Pittman helped create the MTV, VH1 and Nick at Nite cable television channels. A hyperkinetic salesman who can talk fast and long, he's one of the people who brought you "Court TV," "Totally Hidden Video" and "The Morton Downey Jr. Show."
In another chapter of his eclectic career, he helped overhaul the Six Flags amusement parks for Time Warner Inc., introducing features such as Batman, the Ride, which capitalized on Warner's entertainment assets. Pittman left Time Warner last year with an exit package valued at $20 million, the Wall Street Journal reported at the time.
Pittman likes to compare the fledgling online medium to the cable television industry he helped popularize. Like the cable business in the mid-1980s, "you had to convince people it was a real business," but it's destined to be a part of the American landscape, he said.
"I've seen this movie before," he said. "I've been here."
In a corporate reorganization Tuesday, AOL named Pittman chief executive of its new America Online Networks division, which encompasses the online service and its 6 million subscribers. In that job, Pittman will report to AOL Chairman Steve Case. Pittman had served on the AOL board for a year.
The appointment comes as AOL is fighting to reverse a steep decline in its stock price and rapid turnover among its subscribers.
Henry R. Silverman, Pittman's former boss, said Pittman's skills would serve AOL well. "Bob is a very skilled turnaround specialist," Silverman said. "Clearly this is a business which is in flux, which requires some experienced leadership besides Steve Case and [senior executive] Ted Leonsis to get going in the right direction."
"Bob has spent his whole life in changing industries, and he is really challenged by that," said another longtime colleague, Mayo Stuntz Jr.
Until this week, Pittman was chief executive of Century 21 Real Estate Corp., where he oversaw a corporate overhaul that included cutting 400 of 800 jobs, according to Silverman, who heads HFS Inc., the realty franchiser's parent company.
"All I really did was wake up the giant," Pittman said of his work at Century 21.
But you won't find Pittman in a yellow blazer. He's the man who purged them from the Century 21 corporate dress code.

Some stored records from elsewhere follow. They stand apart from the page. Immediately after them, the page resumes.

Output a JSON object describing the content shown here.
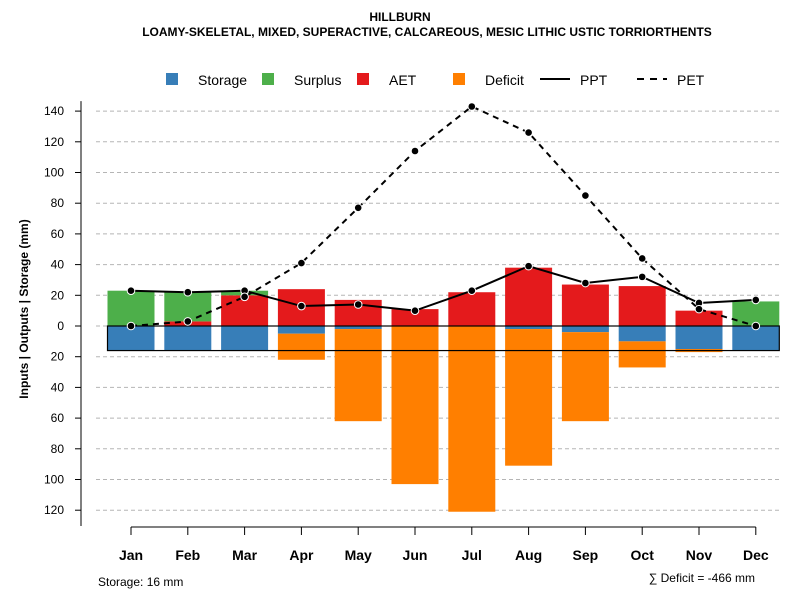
{
  "chart_data": {
    "type": "bar",
    "title": "HILLBURN",
    "subtitle": "LOAMY-SKELETAL, MIXED, SUPERACTIVE, CALCAREOUS, MESIC LITHIC USTIC TORRIORTHENTS",
    "ylabel": "Inputs | Outputs | Storage    (mm)",
    "categories": [
      "Jan",
      "Feb",
      "Mar",
      "Apr",
      "May",
      "Jun",
      "Jul",
      "Aug",
      "Sep",
      "Oct",
      "Nov",
      "Dec"
    ],
    "y_ticks": [
      140,
      120,
      100,
      80,
      60,
      40,
      20,
      0,
      -20,
      -40,
      -60,
      -80,
      -100,
      -120
    ],
    "ylim": [
      -130,
      148
    ],
    "legend_position": "top",
    "series": [
      {
        "name": "Storage",
        "kind": "bar",
        "color": "#377EB8",
        "values": [
          -16,
          -16,
          -16,
          -5,
          -2,
          0,
          0,
          -2,
          -4,
          -10,
          -15,
          -16
        ]
      },
      {
        "name": "Surplus",
        "kind": "bar",
        "color": "#4DAF4A",
        "values": [
          23,
          19,
          3,
          0,
          0,
          0,
          0,
          0,
          0,
          0,
          0,
          16
        ]
      },
      {
        "name": "AET",
        "kind": "bar",
        "color": "#E41A1C",
        "values": [
          0,
          3,
          20,
          24,
          17,
          11,
          22,
          38,
          27,
          26,
          10,
          0
        ]
      },
      {
        "name": "Deficit",
        "kind": "bar",
        "color": "#FF7F00",
        "values": [
          0,
          0,
          0,
          -17,
          -60,
          -103,
          -121,
          -89,
          -58,
          -17,
          -2,
          0
        ]
      },
      {
        "name": "PPT",
        "kind": "line",
        "style": "solid",
        "color": "#000000",
        "values": [
          23,
          22,
          23,
          13,
          14,
          10,
          23,
          39,
          28,
          32,
          15,
          17
        ]
      },
      {
        "name": "PET",
        "kind": "line",
        "style": "dashed",
        "color": "#000000",
        "values": [
          0,
          3,
          19,
          41,
          77,
          114,
          143,
          126,
          85,
          44,
          11,
          0
        ]
      }
    ],
    "footer_left": "Storage: 16 mm",
    "footer_right": "∑ Deficit = -466 mm"
  }
}
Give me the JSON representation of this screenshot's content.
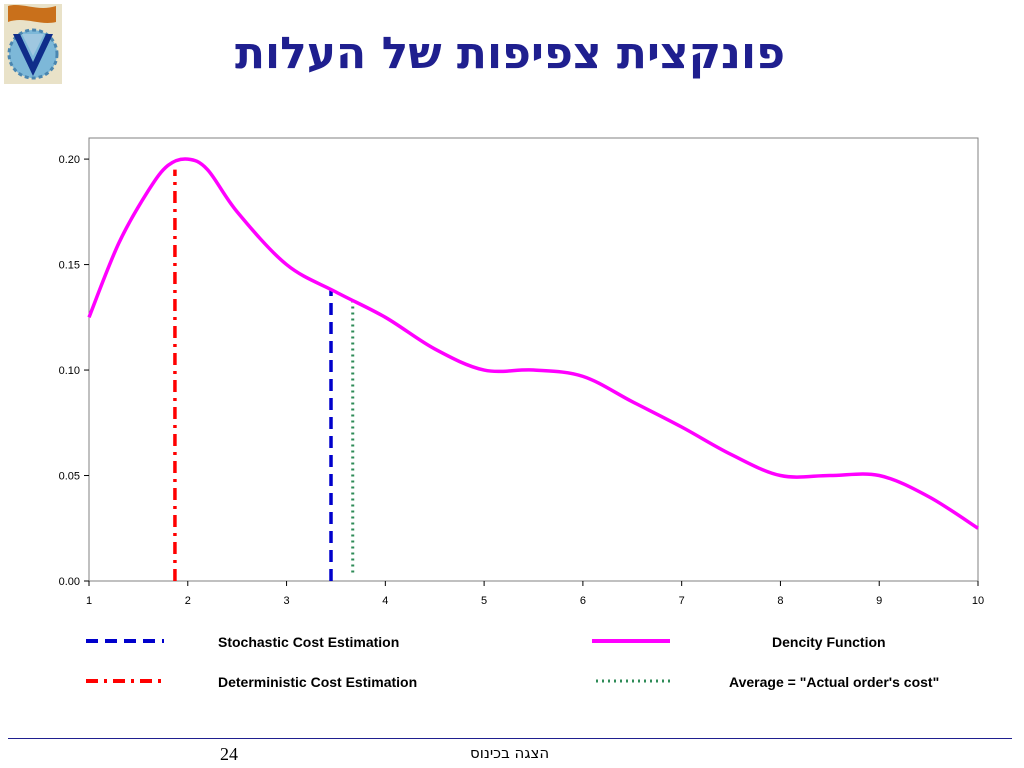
{
  "slide": {
    "title": "פונקצית צפיפות של העלות",
    "page_number": "24",
    "footer_text": "הצגה בכינוס"
  },
  "colors": {
    "title": "#1f1f8f",
    "density": "#ff00ff",
    "stochastic": "#0000cc",
    "deterministic": "#ff0000",
    "average": "#2e8b57"
  },
  "chart_data": {
    "type": "line",
    "xlim": [
      1,
      10
    ],
    "ylim": [
      0,
      0.21
    ],
    "x_ticks": [
      "1",
      "2",
      "3",
      "4",
      "5",
      "6",
      "7",
      "8",
      "9",
      "10"
    ],
    "y_ticks": [
      "0.00",
      "0.05",
      "0.10",
      "0.15",
      "0.20"
    ],
    "grid": false,
    "legend_position": "bottom",
    "series": [
      {
        "name": "Dencity Function",
        "style": "solid",
        "color": "#ff00ff",
        "x": [
          1,
          1.3,
          1.6,
          1.8,
          2.0,
          2.2,
          2.5,
          3.0,
          3.5,
          4.0,
          4.5,
          5.0,
          5.5,
          6.0,
          6.5,
          7.0,
          7.5,
          8.0,
          8.5,
          9.0,
          9.5,
          10.0
        ],
        "y": [
          0.125,
          0.16,
          0.185,
          0.197,
          0.2,
          0.195,
          0.175,
          0.15,
          0.137,
          0.125,
          0.11,
          0.1,
          0.1,
          0.097,
          0.085,
          0.073,
          0.06,
          0.05,
          0.05,
          0.05,
          0.04,
          0.025
        ]
      },
      {
        "name": "Stochastic Cost Estimation",
        "style": "dashed",
        "color": "#0000cc",
        "x": [
          3.45,
          3.45
        ],
        "y": [
          0,
          0.138
        ]
      },
      {
        "name": "Deterministic Cost Estimation",
        "style": "dash-dot",
        "color": "#ff0000",
        "x": [
          1.87,
          1.87
        ],
        "y": [
          0,
          0.195
        ]
      },
      {
        "name": "Average = \"Actual order's cost\"",
        "style": "dotted",
        "color": "#2e8b57",
        "x": [
          3.67,
          3.67
        ],
        "y": [
          0.004,
          0.133
        ]
      }
    ]
  }
}
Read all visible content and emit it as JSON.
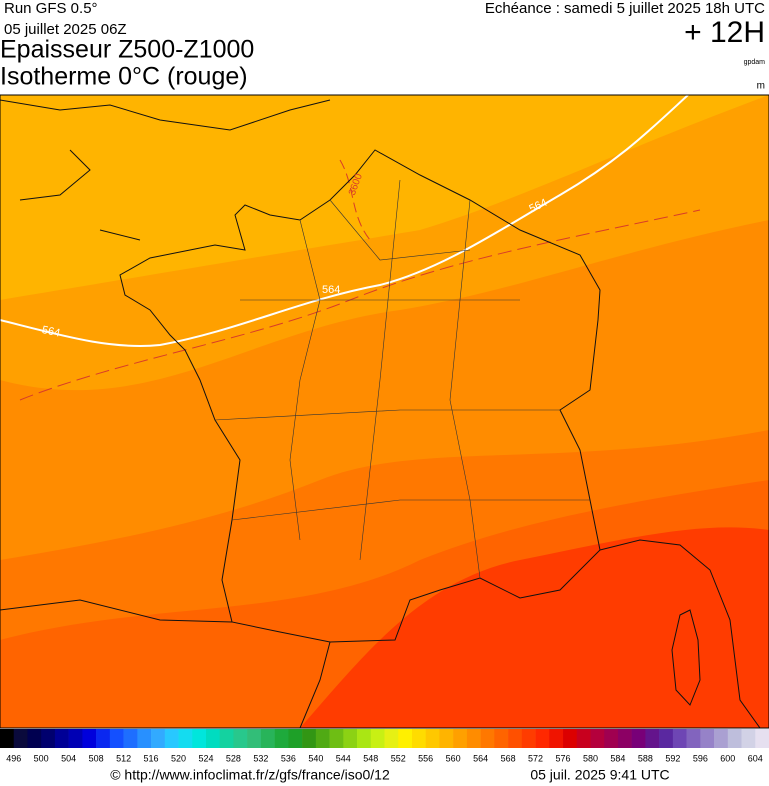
{
  "header": {
    "run": "Run GFS 0.5°",
    "run_date": "05 juillet 2025 06Z",
    "title_line1": "Epaisseur Z500-Z1000",
    "title_line2": "Isotherme 0°C (rouge)",
    "valid": "Echéance : samedi 5 juillet 2025 18h UTC",
    "lead": "+ 12H",
    "unit1": "gpdam",
    "unit2": "m"
  },
  "map": {
    "contour_labels": [
      "564",
      "564",
      "564",
      "3600"
    ]
  },
  "colorbar": {
    "labels": [
      496,
      500,
      504,
      508,
      512,
      516,
      520,
      524,
      528,
      532,
      536,
      540,
      544,
      548,
      552,
      556,
      560,
      564,
      568,
      572,
      576,
      580,
      584,
      588,
      592,
      596,
      600,
      604
    ],
    "colors": [
      "#000000",
      "#0a0a3c",
      "#000050",
      "#00006e",
      "#000096",
      "#0000b4",
      "#0000dc",
      "#0a28f0",
      "#1450ff",
      "#1e6eff",
      "#2890ff",
      "#32aaff",
      "#28c8ff",
      "#14dcf0",
      "#00e6dc",
      "#00dcc0",
      "#14d2a0",
      "#28c88c",
      "#32be78",
      "#28b45a",
      "#1eaa3c",
      "#1ea028",
      "#329614",
      "#50aa14",
      "#6ebe14",
      "#8cd214",
      "#aae614",
      "#c8f014",
      "#e6f014",
      "#fff000",
      "#ffdc00",
      "#ffc800",
      "#ffb400",
      "#ffa000",
      "#ff8c00",
      "#ff7800",
      "#ff6400",
      "#ff5000",
      "#ff3c00",
      "#ff2800",
      "#f01400",
      "#dc0000",
      "#c8001e",
      "#b4003c",
      "#a00050",
      "#8c0064",
      "#780078",
      "#64148c",
      "#5a28a0",
      "#6e46b4",
      "#8264be",
      "#9682c8",
      "#aaa0d2",
      "#bebedc",
      "#d2d2e6",
      "#e6e0f0"
    ]
  },
  "footer": {
    "url": "© http://www.infoclimat.fr/z/gfs/france/iso0/12",
    "timestamp": "05 juil. 2025  9:41 UTC"
  }
}
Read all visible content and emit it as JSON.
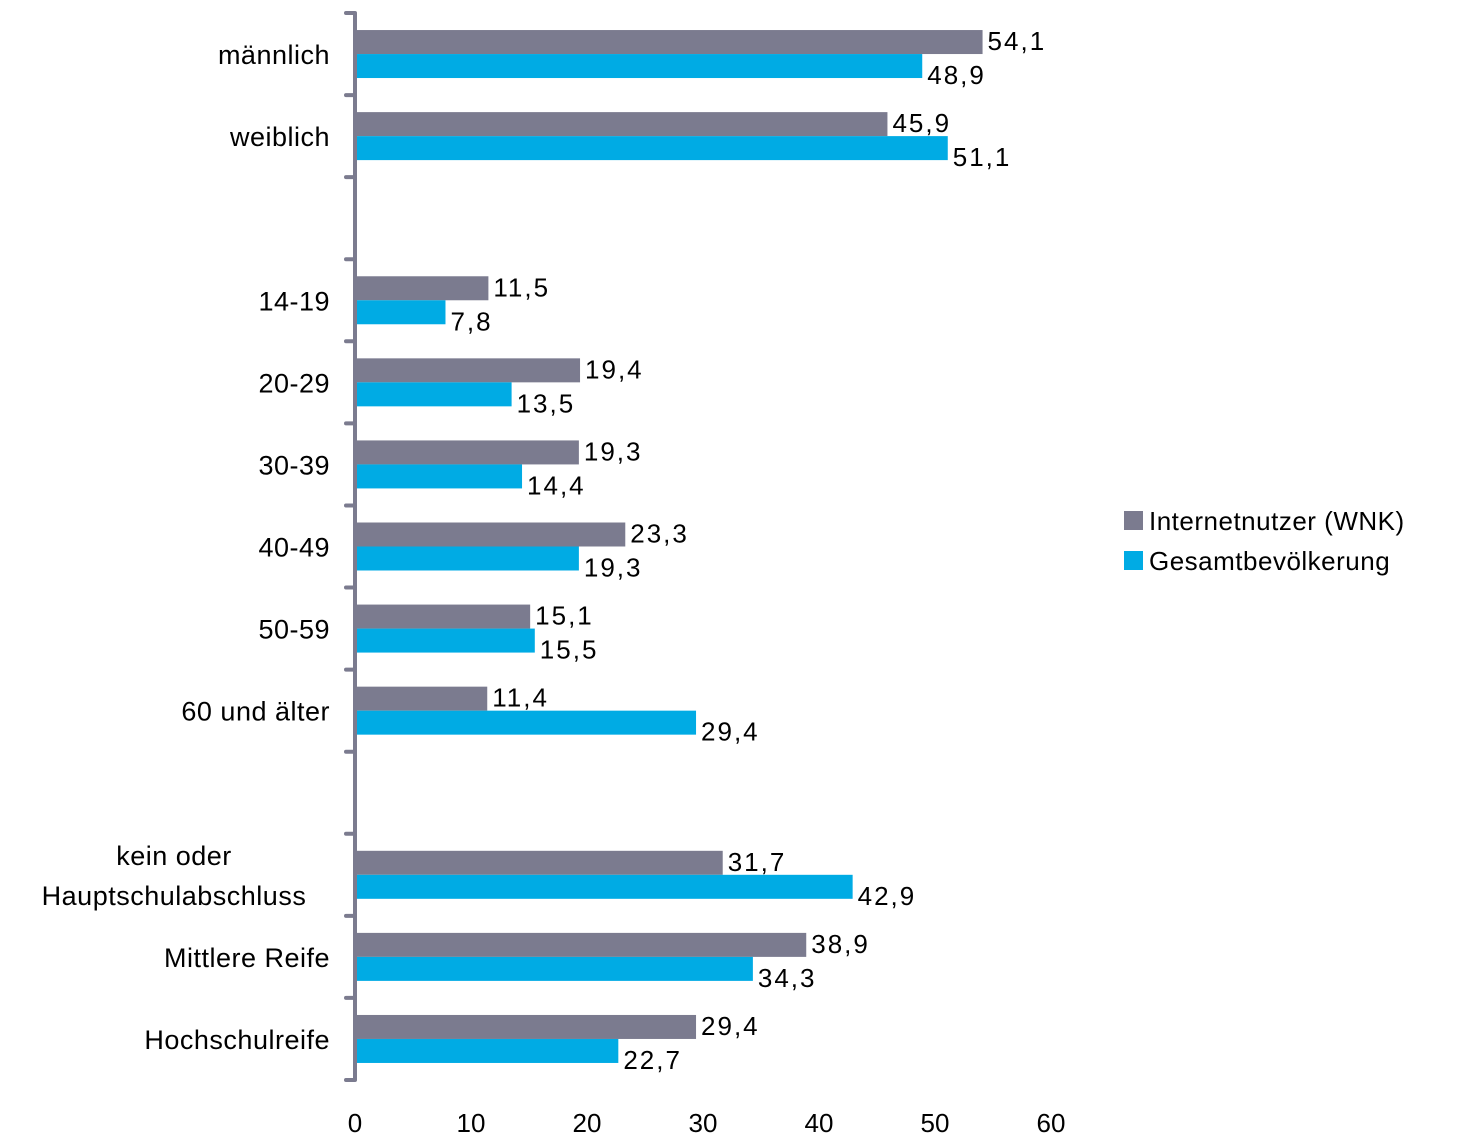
{
  "chart_data": {
    "type": "bar",
    "orientation": "horizontal",
    "categories": [
      "männlich",
      "weiblich",
      "",
      "14-19",
      "20-29",
      "30-39",
      "40-49",
      "50-59",
      "60 und älter",
      "",
      "kein oder Hauptschulabschluss",
      "Mittlere Reife",
      "Hochschulreife"
    ],
    "series": [
      {
        "name": "Internetnutzer (WNK)",
        "color": "#7b7b8f",
        "values": [
          54.1,
          45.9,
          null,
          11.5,
          19.4,
          19.3,
          23.3,
          15.1,
          11.4,
          null,
          31.7,
          38.9,
          29.4
        ],
        "labels": [
          "54,1",
          "45,9",
          "",
          "11,5",
          "19,4",
          "19,3",
          "23,3",
          "15,1",
          "11,4",
          "",
          "31,7",
          "38,9",
          "29,4"
        ]
      },
      {
        "name": "Gesamtbevölkerung",
        "color": "#00abe4",
        "values": [
          48.9,
          51.1,
          null,
          7.8,
          13.5,
          14.4,
          19.3,
          15.5,
          29.4,
          null,
          42.9,
          34.3,
          22.7
        ],
        "labels": [
          "48,9",
          "51,1",
          "",
          "7,8",
          "13,5",
          "14,4",
          "19,3",
          "15,5",
          "29,4",
          "",
          "42,9",
          "34,3",
          "22,7"
        ]
      }
    ],
    "xlim": [
      0,
      60
    ],
    "xticks": [
      "0",
      "10",
      "20",
      "30",
      "40",
      "50",
      "60"
    ],
    "title": "",
    "xlabel": "",
    "ylabel": "",
    "axis_color": "#7b7b8f",
    "grid": false,
    "legend": "right"
  }
}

They probably wouldn't have blended in at the New York City Ballet or the New York Shakespeare Festival, where this socialite serves as a board member.
Or behind the handlebars of the Harley Davidson motorcycle he's been known to take cruising with Rolling Stone Publisher Jann Wenner, or the controls of his twin-engine plane. Friends said Pittman, who lost the use of one eye in an accident involving a horse, doesn't let that handicap interfere with his flying.
Pittman grew up in Mississippi, the son of a Methodist minister and a sometime schoolteacher. He began his career as a teenage radio disc jockey and hosted a weekly music video show in New York before joining in the creation of the MTV cultural phenomenon.
Pittman advised the late Time Warner chairman, Steve Ross, during the mega-merger that united Warner Communications and Time Inc. in 1989. In 1990 he became chief of a Time Warner unit devoted to new business ventures. In that capacity, he ran the Six Flags Entertainment theme park division.
After Time Warner sold Six Flags, Pittman last year moved to Century 21. During his brief tenure there, Century 21 established a business relationship with AOL, and Pittman joined the AOL board.
Century 21 essentially used AOL as a corporate computer network for its thousands of franchisees, supported by their fees. Century 21 also launched a site on the AOL service to provide information on neighborhoods for prospective home buyers.
AOL had been looking for a seasoned top executive since June, when former Federal Express executive William Razzouk abruptly left AOL after less than five months as chief operating officer. Razzouk had been recruited to infuse the young, rapidly growing company with more managerial discipline, but after his departure company insiders said they would seek another veteran executive more steeped in the culture of media and technology.